“Se nada der certo” deveria ser “o que é dar certo no brasil? ”

Observatório Psicanalítico 12/2017

Ensaios sobre acontecimentos sociais, culturais e políticos do Brasil e do mundo.

 

“Se nada der certo” deveria ser “o que é dar certo no brasil?”

Ruggero Levy

 

A desastrada atividade “Se nada der certo” do Instituto Evangélico de Novo Hamburgo (IENH – RS) talvez denote a desorientação ética que vivemos atualmente em nosso país. Pelo que pude compreender esta escola pretendia levar os alunos a fazer uma reflexão sobre o que eles fariam caso não fossem aprovados no vestibular, trajetória usualmente buscada pelos estudantes de classe média e alta no Brasil. Entretanto, estes educadores conduziram seus alunos a uma confusão de valores, pois ao se imaginarem sem um curso superior, os jovens se fantasiaram com roupas de profissões de quem, por assim dizer, “não deu certo”: faxineiros, vendedoras de cosméticos, porteiros, etc. Ora, como não deram certo? Por que não deram certo? Na verdade, o que é dar certo, hoje no Brasil?

O ponto de partida para refletir sobre essa questão é a enorme desigualdade social que vivemos no Brasil há séculos. Então, podemos dizer que “não deu certo” um porteiro que trabalha de sol a sol para sustentar seus filhos e que logra que eles cresçam fora da marginalidade, estudem em uma escola pública e ganhem seu sustento de forma também digna, em carreira universitária, ou não? Claro que deu certo – e muito certo! -, pois teve que vencer inúmeras adversidades, assim como seus filhos, para terem uma vida pautada pelo bem.

“Dar certo”, do meu ponto de vista, é muito mais do que ter acesso a uma universidade ou a um diploma universitário. Penso que a reflexão sobre o que é “dar certo” em nosso país, além de considerar a enorme desigualdade social e, portanto, de oportunidades, deve ser pautada pela ética e não por conquistas acadêmicas ou financeiras. Por exemplo, duas das empresas de maior sucesso financeiro do Brasil, Odebrecht e JBS, verdadeiros conglomerados internacionais com faturamentos na casa dos bilhões de dólares tiveram êxito financeiro (eu não diria “deram certo”) às custas de vergonhosas negociatas, corrompendo políticos de todos os níveis de poder, de diversas latitudes nacionais e de variadas colorações ideológicas. Certamente tínhamos e temos entre os articuladores destas “tenebrosas transações” muito profissionais de nível universitário, graduados e pós-graduados. Isso é “dar certo”?

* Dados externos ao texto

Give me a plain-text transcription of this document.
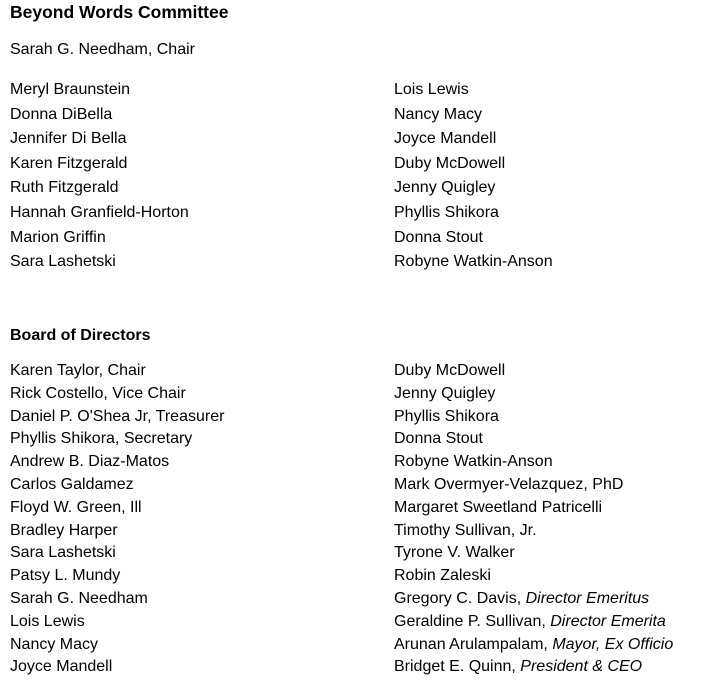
Beyond Words Committee

Sarah G. Needham, Chair

Meryl Braunstein
Donna DiBella
Jennifer Di Bella
Karen Fitzgerald
Ruth Fitzgerald
Hannah Granfield-Horton
Marion Griffin
Sara Lashetski
Lois Lewis
Nancy Macy
Joyce Mandell
Duby McDowell
Jenny Quigley
Phyllis Shikora
Donna Stout
Robyne Watkin-Anson
Board of Directors
Karen Taylor, Chair
Rick Costello, Vice Chair
Daniel P. O'Shea Jr, Treasurer
Phyllis Shikora, Secretary
Andrew B. Diaz-Matos
Carlos Galdamez
Floyd W. Green, Ill
Bradley Harper
Sara Lashetski
Patsy L. Mundy
Sarah G. Needham
Lois Lewis
Nancy Macy
Joyce Mandell
Duby McDowell
Jenny Quigley
Phyllis Shikora
Donna Stout
Robyne Watkin-Anson
Mark Overmyer-Velazquez, PhD
Margaret Sweetland Patricelli
Timothy Sullivan, Jr.
Tyrone V. Walker
Robin Zaleski
Gregory C. Davis, Director Emeritus
Geraldine P. Sullivan, Director Emerita
Arunan Arulampalam, Mayor, Ex Officio
Bridget E. Quinn, President & CEO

Do ponto de vista ético – praticar aquilo que é considerado o bem dentro de uma determinada comunidade -, o porteiro acima referido deu muito mais certo do que estes abastados empresários, réus confessos, possuidores, muitos deles, de diplomas das melhores universidades do mundo.

Desvalorizar, tirar o valor humano, de porteiros, faxineiros, empregadas domésticas e, a priori, valorizar qualquer outra profissão é puro preconceito.
Mas tenho outra preocupação. No ambiente dicotômico que vivemos hoje no Brasil, no clima do “nós e eles”, verdadeira cisão em que o mal é projetado no outro e o sujeito acredita-se portador do bem e da verdade absoluta, incapaz de reconhecer suas faltas, seus erros e suas transgressões, temos que cuidar para não crucificar estes jovens. Temos que cuidar para não subirmos no pedestal da superioridade moral e apontarmos para eles como se fossem os portadores da vergonha. Estamos vivendo hoje no Brasil uma espécie de “macarthismo moral” prontos sempre a perseguir moralmente “aquilo que não é espelho”, numa forma de pensar simplista, por vezes fanática, avessa às complexidades da realidade.

Estes alunos são jovens de classe média e média alta – e isso não é pecado – vítimas da desorientação ética que hoje vivemos. A escola, falando genericamente, é que tem o dever de fazer reflexões éticas mais profundas e medir as consequências das atividades que propõe a seus alunos.

 

(Os textos publicados são de responsabilidade de seus autores).